NeurIPS 2020

### Review 1

Summary and Contributions: The paper proposed a new instance-aware (kind of an image adaptive) test-time augmentation technique. The technique uses a pre-trained target network to dynamically select appropriate transformations or each input test image. The pre-trained network calculates the loss of each transformation. Final predictions are the averages of all the images with lowest losses. The empirical studies of the paper showed that the classification performance (reduced test error) was improved.

Strengths: Strengths: 1. Overall, the paper is well written and easy to follow. 2. The new idea of instance-aware test-time augmentation is interesting and has some practical use, especially at places where privacy is of utmost priority, where the inference data is not available. 3. Classification errors decreased significantly compared to the other methods in the results.

Weaknesses: 1. In the Robustness of deep models, the recent NeurIPS 2019 paper Thulasidasan, S.; Chennupati, G.; Bilmes, JA; Bhattacharya, T.; Michalak, S.; On mixup training: Improved calibration and predictive uncertainty for deep neural networks, Advances in Neural Information Processing Systems, 13888-13899, 2019 demonstrated the robustness of deep models with the use of mixup. The findings of their paper are, Mixup can be used for improving the certainty in predictions. Temper the overconfident predictions on random gaussian noise perturbations as well as out-of-distribution images to some extent. Which is missing in the proposed paper. 2. Loss is never defined, please provide an equation or some explanation for better understanding. Is it simply cross entropy loss? It is confusing now because no information is available. 3. For the robustness, the improvement in the test error is looking good, however, what happens to the confidence of predictions? Can we actually say that the test predictions are made with high confidence and high accuracy (low test error, in this case) compared to the baselines? Having some kind of expected calibration error measures is a useful insight. In fact [30] used the calibrated log-likelihood from Ashukha, Arsenii, Lyzhov, Alexander, Molchanov,Dmitry, and Vetrov, Dmitry. Pitfalls of in-domain uncertainty estimation and ensembling in deep learning.In ICLR, 2020. 4. I might be missing something here, how does the current method perform compared to the existing test-time augmentation method in [30]. If some of the experiments in the current version of the paper point out to that, please explicitly specify that otherwise, it is encouraged to compare against the results of [30], having such comparisons will help the paper. Provided the above concerns are addressed, I can change the score.
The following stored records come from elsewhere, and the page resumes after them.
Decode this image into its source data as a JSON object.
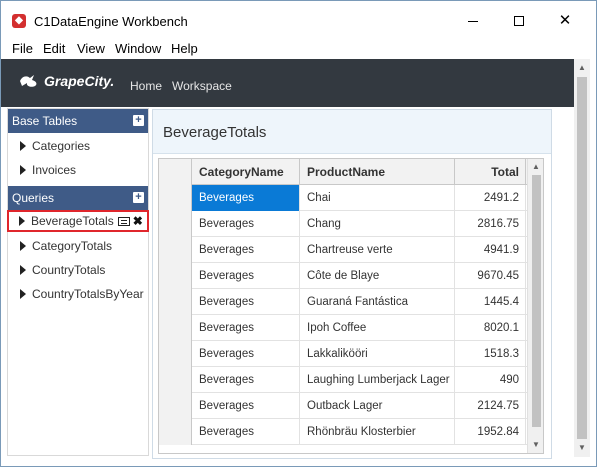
{
  "window": {
    "title": "C1DataEngine Workbench",
    "controls": [
      "minimize",
      "maximize",
      "close"
    ]
  },
  "menubar": {
    "items": [
      "File",
      "Edit",
      "View",
      "Window",
      "Help"
    ]
  },
  "brandbar": {
    "logo_text": "GrapeCity.",
    "nav": [
      "Home",
      "Workspace"
    ],
    "background": "#333940"
  },
  "sidebar": {
    "base_tables": {
      "label": "Base Tables",
      "items": [
        "Categories",
        "Invoices"
      ]
    },
    "queries": {
      "label": "Queries",
      "items": [
        "BeverageTotals",
        "CategoryTotals",
        "CountryTotals",
        "CountryTotalsByYear"
      ],
      "selected": "BeverageTotals"
    },
    "header_color": "#3f5b87"
  },
  "main": {
    "title": "BeverageTotals",
    "grid": {
      "columns": [
        "CategoryName",
        "ProductName",
        "Total"
      ],
      "rows": [
        [
          "Beverages",
          "Chai",
          "2491.2"
        ],
        [
          "Beverages",
          "Chang",
          "2816.75"
        ],
        [
          "Beverages",
          "Chartreuse verte",
          "4941.9"
        ],
        [
          "Beverages",
          "Côte de Blaye",
          "9670.45"
        ],
        [
          "Beverages",
          "Guaraná Fantástica",
          "1445.4"
        ],
        [
          "Beverages",
          "Ipoh Coffee",
          "8020.1"
        ],
        [
          "Beverages",
          "Lakkalikööri",
          "1518.3"
        ],
        [
          "Beverages",
          "Laughing Lumberjack Lager",
          "490"
        ],
        [
          "Beverages",
          "Outback Lager",
          "2124.75"
        ],
        [
          "Beverages",
          "Rhönbräu Klosterbier",
          "1952.84"
        ]
      ],
      "selected_cell": [
        0,
        0
      ],
      "selection_color": "#0a7ad6"
    }
  },
  "icons": {
    "app": "c1-app-icon",
    "add": "plus-icon",
    "view_data": "grid-icon",
    "delete": "close-icon",
    "expand": "triangle-right-icon"
  }
}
Correctness: The claims, method and the empirical evaluations appear correct with enough details on the experimental validations.

Clarity: Overall, the paper is well written and easy to follow.

Relation to Prior Work: Yes, the paper clearly distinguishes the contributions with the existing work. "The proposed method is the first instance-aware test-time augmentation method." The paper differentiates the fact that the proposed method is adaptive to select near optimal transformations compared to the existing methods that select all the available transformations. However, one can argue that the greedy policy based approaches in a way are also instance aware, since those methods also explore through the space of transformations. In any case, the paper clearly has distinctions with the literature.

Reproducibility: Yes

Additional Feedback: Although the paper argues that the cost of test-time augmentations are relatively cheap compared to the existing techniques (such as the greedy policy based search heuristics in the space of transformations), there is still room for improvement in reducing the cost and improving the classification performance.

### Review 2

Summary and Contributions: The paper proposes a method that improves on test-time augmentation by using a small network that predicts which augmentations provide the best prediction for each image instance. Then this augmentations are used at test-time reducing the inference cost. This approach improves test accuracy in vision datasets (CIFAR100 and ImageNet) in both clean and corrupted scenarios.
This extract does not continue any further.